The first and most researched approach is a response to Ganschow and Spark's findings that many, if not most, students having trouble with foreign language acquisition have phonological deficits in their first language. Ganschow and Sparks theorized further that to help these students, the sound system of the target language must be very explicitly taught. In order to test this theory, Ganschow and Sparks collaborated with a high school Spanish teacher who had learned about the Orton-Gillingham method of teaching phonology, reading and spelling to very significantly learning disabled students. In this method, sounds are presented in a highly structured fashion with a great deal of visual, kinesthetic and tactile practice and input. The Spanish teacher, Karen Miller, has tested the effectiveness of teaching Spanish to learning disabled students using the Orton-Gillingham approach.
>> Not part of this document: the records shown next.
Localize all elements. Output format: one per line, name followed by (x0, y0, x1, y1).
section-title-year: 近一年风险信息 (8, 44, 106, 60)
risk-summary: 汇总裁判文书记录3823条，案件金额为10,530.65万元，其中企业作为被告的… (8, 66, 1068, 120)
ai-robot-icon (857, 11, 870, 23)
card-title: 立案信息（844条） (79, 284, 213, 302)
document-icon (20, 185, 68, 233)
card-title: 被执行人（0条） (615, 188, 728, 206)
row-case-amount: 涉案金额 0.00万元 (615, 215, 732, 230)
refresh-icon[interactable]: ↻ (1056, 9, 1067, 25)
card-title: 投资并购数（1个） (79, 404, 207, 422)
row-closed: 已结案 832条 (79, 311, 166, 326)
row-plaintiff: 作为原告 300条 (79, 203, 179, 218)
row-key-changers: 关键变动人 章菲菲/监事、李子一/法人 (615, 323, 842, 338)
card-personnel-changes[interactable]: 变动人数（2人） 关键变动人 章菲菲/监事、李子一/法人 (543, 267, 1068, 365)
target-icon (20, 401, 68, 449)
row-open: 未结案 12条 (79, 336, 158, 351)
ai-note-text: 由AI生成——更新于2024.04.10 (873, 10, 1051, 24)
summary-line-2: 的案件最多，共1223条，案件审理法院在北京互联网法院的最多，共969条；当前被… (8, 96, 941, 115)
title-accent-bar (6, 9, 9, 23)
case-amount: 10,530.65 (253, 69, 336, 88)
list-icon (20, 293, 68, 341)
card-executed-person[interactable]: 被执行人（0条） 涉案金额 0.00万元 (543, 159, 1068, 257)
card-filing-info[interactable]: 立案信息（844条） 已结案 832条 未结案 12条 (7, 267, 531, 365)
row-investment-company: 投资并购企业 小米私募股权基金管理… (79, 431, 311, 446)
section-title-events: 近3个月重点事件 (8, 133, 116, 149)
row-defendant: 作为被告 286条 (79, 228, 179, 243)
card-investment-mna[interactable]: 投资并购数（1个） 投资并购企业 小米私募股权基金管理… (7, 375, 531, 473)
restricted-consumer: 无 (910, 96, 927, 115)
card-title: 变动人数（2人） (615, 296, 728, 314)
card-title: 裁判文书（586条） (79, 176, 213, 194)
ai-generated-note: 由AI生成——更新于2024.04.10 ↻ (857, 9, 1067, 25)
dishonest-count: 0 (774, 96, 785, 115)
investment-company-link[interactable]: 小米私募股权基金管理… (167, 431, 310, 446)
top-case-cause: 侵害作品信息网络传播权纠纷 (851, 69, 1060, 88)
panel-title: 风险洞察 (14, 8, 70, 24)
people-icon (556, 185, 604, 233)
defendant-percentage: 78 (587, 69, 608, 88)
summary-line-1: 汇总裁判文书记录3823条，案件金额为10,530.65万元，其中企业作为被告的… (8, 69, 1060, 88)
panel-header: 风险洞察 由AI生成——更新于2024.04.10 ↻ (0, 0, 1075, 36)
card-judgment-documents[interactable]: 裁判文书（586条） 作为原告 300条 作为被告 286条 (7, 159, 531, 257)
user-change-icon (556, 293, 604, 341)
The research on her students has shown quite conclusively that LD students taught Spanish in this way have been able to learn and retain it. Another collaborator, Elke Schneider, has had similar results teaching German to LD students.

In their studies on Karen Miller's students, Ganschow and Sparks found that by being taught phonological skills in one language, the students improved their phonological awareness in English also. This finding has led to a variation on the method of teaching phonology in the target language: teach the fundamentals of phonology in the student's native language before foreign language instruction begins. That is, students are taught to recognize phonemes, to decode, or read words, efficiently and to encode, or apply the sounds to the written language. Basically, they learn what language is and how its sounds and parts function. Application of this knowledge to the language they are trying to learn is the next step. This has proven an effective remediation as well. In fact, so strongly do Ganschow and Sparks believe this, they now recommend very strongly that such phonological skills be much more heavily stressed when children are learning to read. They feel students' reading and language skills will be much stronger, and future problems with foreign language acquisition will be headed off for many.

The second approach to language instruction which has been effective has been to adapt the foreign language courses according to principles of instruction known to be effective for LD students. This means making such changes as reducing the syllabus to the essential elements, slowing the pace of instruction quite considerably, reducing the vocabulary demand, providing constant review and incorporating as much visual/tactile/kinesthetic (i.e. multisensory) stimulation and support as possible. Many of these course adaptations were also responses to the specific complaints and requests of foreign language students having trouble in their classes. Furthermore, in some schools there are courses designed for the student strong in listening and speaking skills but weak in reading and writing, and vice versa. The University of Colorado at Boulder has shown this latter approach to be effective in Latin and Spanish courses adapted for LD students. A phonological component is part of this adapted curriculum.